Saya menjadi teringat sesuatu yang saya lakukan saat saya SMA. Waktu itu saya membuat catatan khusus tentang kekalahan saya dalam berbagai perlombaan. Catatan itu saya namai "catatan kegagalan". Sejak SD saya memang sudah senang mengikuti berbagai perlombaan. Ini berlanjut ketika SMP dan SMA. Setiap ada lomba, saya selalu ingin berpartisipasi, dari lomba membaca puisi, menulis esai, menulis surat, karya ilmilah, pramuka, olimpiade SAINS, pidato hingga debat. Saya mengalami kekalahan pada sebagian besar lomba yang saya ikuti itu. Kekalahan-kekalahan itulah yang kemudian saya tuangkan dalam "catatan kegagalan". 

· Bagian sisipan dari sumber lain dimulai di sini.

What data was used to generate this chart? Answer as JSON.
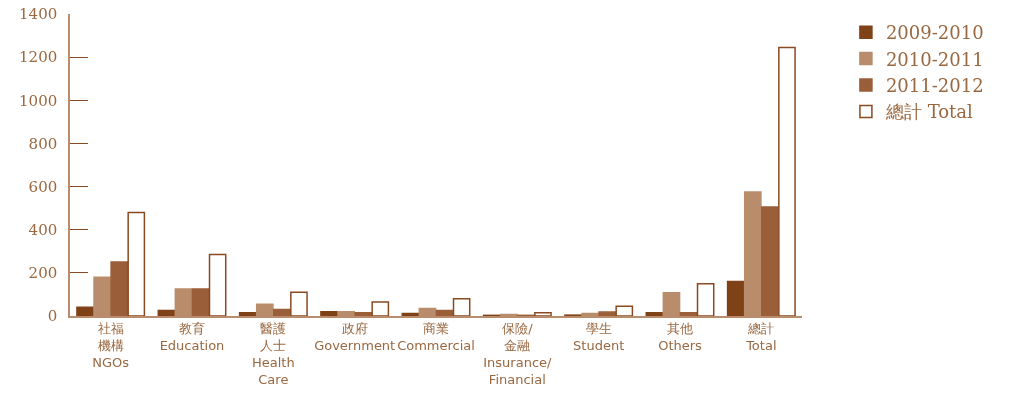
{
  "chart_data": {
    "type": "bar",
    "categories": [
      "社福機構\nNGOs",
      "教育\nEducation",
      "醫護人士\nHealth\nCare",
      "政府\nGovernment",
      "商業\nCommercial",
      "保險/金融\nInsurance/\nFinancial",
      "學生\nStudent",
      "其他\nOthers",
      "總計\nTotal"
    ],
    "series": [
      {
        "name": "2009-2010",
        "color": "#7f4216",
        "values": [
          40,
          25,
          15,
          20,
          12,
          3,
          4,
          15,
          160
        ]
      },
      {
        "name": "2010-2011",
        "color": "#b98d6c",
        "values": [
          180,
          125,
          55,
          20,
          35,
          7,
          12,
          108,
          575
        ]
      },
      {
        "name": "2011-2012",
        "color": "#9a5f38",
        "values": [
          250,
          125,
          30,
          15,
          25,
          3,
          18,
          15,
          505
        ]
      },
      {
        "name": "總計 Total",
        "color": "#ffffff",
        "values": [
          480,
          285,
          110,
          65,
          80,
          15,
          45,
          150,
          1245
        ]
      }
    ],
    "ylim": [
      0,
      1400
    ],
    "yticks": [
      0,
      200,
      400,
      600,
      800,
      1000,
      1200,
      1400
    ],
    "grid": false,
    "legend": "top right"
  }
}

Belakangan saya baru tahu bahwa menuliskan sesuatu yang negatif seperti "kegagalan" akan berdampak kurang baik secara psikologis. Sepertinya memang benar. Dulu, setiap kali membuka "catatan kegagalan" itu rasanya berat sekali. Apalagi ketika isi catatan itu sudah menjadi semakin banyak. "Yah, kok gagal lagi sih!", keluh saya. Namun, dibalik itu, setidaknya saya memiliki rekam jejak usaha saya. "Tuh Dita, kamu sudah berusaha keras kok! Yang penting usahanya, bukan hasilnya", kata saya pada diri sendiri. 

Proses tersebut tanpa saya sadari telah mengajari saya tentang satu hal besar yaitu menjaga niat. Bukankah niat saya untuk mengikuti berbagai lomba adalah untuk menaikkan kapasitas diri? Bahasa sederhananya bagi saya yang dulu masih belia adalah, menambah pengalaman dan teman. Pak Jangkung Suwargana, guru saya sewaktu SMP selalu mengingatkan kepada saya tiap kali akan mengikuti lomba, "Menang kalah iku biasa. Sing penting maju lomba kanthi percaya diri." (Menang kalah itu biasa. Yang penting ikut lomba dengan percaya diri.)

Ternyata saya sudah melalui perjalanan panjang tentang menjaga niat dan mengelola ekspektasi. Namun, hingga detik ini saya belum juga mahir menerapkannya dalam kehidupan sehari-hari. Baiklah, saya akan terus belajar!